Dick’s Picks #33 captures two of the most famous shows in the Dead’s career, and it’s basically a must-own for any serious fan of the band. Sharing a weekend double bill with The Who (of all bands!) in early October 1976, energized following a lengthy one-and-a-half-year retirement from the stage and buoyed by the return of second drummer Mickey Hart after his five-year absence, the band put together four lengthy and vibrant sets featuring a trove of their best and most enduring songs. While both shows feature strong, hard-rocking first sets with little overlap (There are two tries at “Promised Land” and “Cassidy”), in both cases, it is the bravura second sets which will attract the most attention. The Saturday show – They opened for The Who and, by all accounts, blew Pete Townsend away, since he demanded that his band open for the Dead the following day so they wouldn’t have to follow them again – features a lengthy suite (“St-Stephen / Not Fade Away / St-Stephen / Help on the Way / Slipknot! / Drums / Samson & Delilah / Slipknot! / Franklin’s Tower / One More Saturday Night”) that ranks among their greatest ever uninterrupted runs of music. The Sunday show’s suite is based on “Playing in the Band” and “The Other One”; it’s shorter but more experimental, culminating in a show-stoppingly beautiful take on “Stella Blue”, perhaps the band’s most gorgeous ballad, before finding its way back to “Playing in the Band” and a “Sugar Magnolia” rave-up to close the set. Pretty magical stuff.

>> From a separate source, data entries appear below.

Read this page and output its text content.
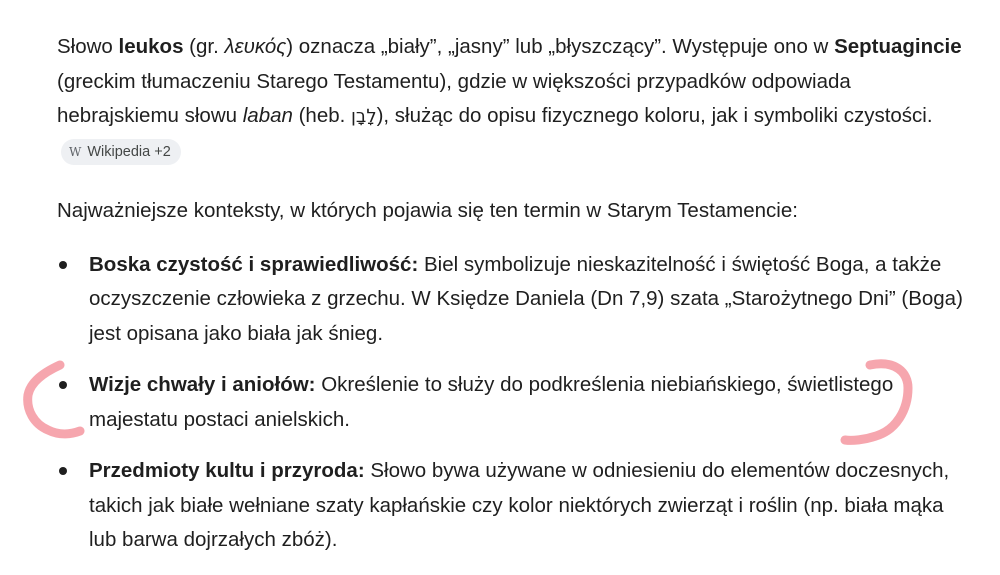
Słowo leukos (gr. λευκός) oznacza „biały”, „jasny” lub „błyszczący”. Występuje ono w Septuagincie (greckim tłumaczeniu Starego Testamentu), gdzie w większości przypadków odpowiada hebrajskiemu słowu laban (heb. לָבָן), służąc do opisu fizycznego koloru, jak i symboliki czystości.
W Wikipedia +2

Najważniejsze konteksty, w których pojawia się ten termin w Starym Testamencie:

Boska czystość i sprawiedliwość: Biel symbolizuje nieskazitelność i świętość Boga, a także oczyszczenie człowieka z grzechu. W Księdze Daniela (Dn 7,9) szata „Starożytnego Dni” (Boga) jest opisana jako biała jak śnieg.
Wizje chwały i aniołów: Określenie to służy do podkreślenia niebiańskiego, świetlistego majestatu postaci anielskich.
Przedmioty kultu i przyroda: Słowo bywa używane w odniesieniu do elementów doczesnych, takich jak białe wełniane szaty kapłańskie czy kolor niektórych zwierząt i roślin (np. biała mąka lub barwa dojrzałych zbóż).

Dick’s Picks #32 is good, but it is a significantly less essential show for fans and certainly not the place to start for neophytes. Though among the very best performances from 1982, the early 1980s were not a great period for the group as members battled a variety of addictions, sets often listed between uninspired covers and some weak newer material, and much of the improvisational spark seemed to have faded. But none of the typical early-‘80s Dead problems are apparent in this show. In fact, Jerry Garcia’s guitar is in excellent form on this night at Alpine Valley Amphitheatre (though his voice is truly ragged and choked, another common problem for the band in the 1980s and beyond), and there are some truly surprising moments from time to time (such as the odd suite of “Music Never Stopped / Sugaree / Music Never Stopped” which, though it doesn’t quite work, at least shows some daring). But overall, the concert has to be considered for fans or completists only when put into the broader context of the band’s monstrously capacious available oeuvre.
So, verdict: buy #33, and borrow #32. Or, what the hell, buy them both—because you’re going to do it anyway, you big dumb Grateful-Dead-loving fool.